La légende raconte que c’est là la raison de la présence du vent appelé Xocomil, qui quotidiennement souffle au-dessus d’Atitlan entre les dernières heures de la matinée et les premières de l’après-midi[1]. On dit que ces forts vents sont dus à la rencontre post-mortem des deux amants. Ceux-ci, comme de leur vivant, se retrouvent quotidiennement pour se regarder, se parler, rire, pleurer et s’aimer… à la folie. Personne ne doit traverser le lac durant tout ce temps…

Lago de Atitlan Painting, Google
Lago de Atitlan – Painting

En cette fin d’année, nous vous proposons de découvrir une réécriture  de notre cru : celle de la célèbre légende maya de Xocomil.
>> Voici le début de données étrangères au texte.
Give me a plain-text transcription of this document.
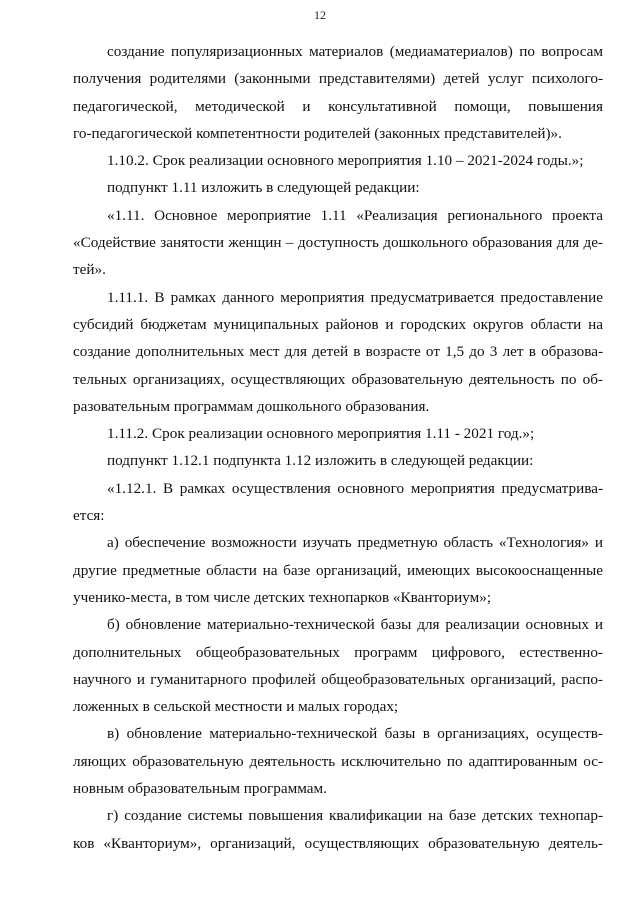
12
создание популяризационных материалов (медиаматериалов) по вопросам
получения родителями (законными представителями) детей услуг психолого-
педагогической, методической и консультативной помощи, повышения
го-педагогической компетентности родителей (законных представителей)».
1.10.2. Срок реализации основного мероприятия 1.10 – 2021-2024 годы.»;
подпункт 1.11 изложить в следующей редакции:
«1.11. Основное мероприятие 1.11 «Реализация регионального проекта
«Содействие занятости женщин – доступность дошкольного образования для де-
тей».
1.11.1. В рамках данного мероприятия предусматривается предоставление
субсидий бюджетам муниципальных районов и городских округов области на
создание дополнительных мест для детей в возрасте от 1,5 до 3 лет в образова-
тельных организациях, осуществляющих образовательную деятельность по об-
разовательным программам дошкольного образования.
1.11.2. Срок реализации основного мероприятия 1.11 - 2021 год.»;
подпункт 1.12.1 подпункта 1.12 изложить в следующей редакции:
«1.12.1. В рамках осуществления основного мероприятия предусматрива-
ется:
а) обеспечение возможности изучать предметную область «Технология» и
другие предметные области на базе организаций, имеющих высокооснащенные
ученико-места, в том числе детских технопарков «Кванториум»;
б) обновление материально-технической базы для реализации основных и
дополнительных общеобразовательных программ цифрового, естественно-
научного и гуманитарного профилей общеобразовательных организаций, распо-
ложенных в сельской местности и малых городах;
в) обновление материально-технической базы в организациях, осуществ-
ляющих образовательную деятельность исключительно по адаптированным ос-
новным образовательным программам.
г) создание системы повышения квалификации на базе детских технопар-
ков «Кванториум», организаций, осуществляющих образовательную деятель-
Qui a donné son nom aux vents s’abattant quotidiennement sur le lac Atitlan, l’un des plus beaux lieux du Guatemala.

Certains savent à quel point la découverte  lointaine de ce pays, ses cultures, ses cultes, ses populations et ses langues ont pu compter dans la décision prise par nous de devenir professeur de français langue étrangère.  Aussi, cette légende précolombienne  est-elle la première que nous avons découverte, la première à laquelle nous nous sommes heurtés, la première que nous avons tenté de réécrire de manière spontanée, sans trop nous poser de questions ; lors d’une nuit d’insomnie, en 2017.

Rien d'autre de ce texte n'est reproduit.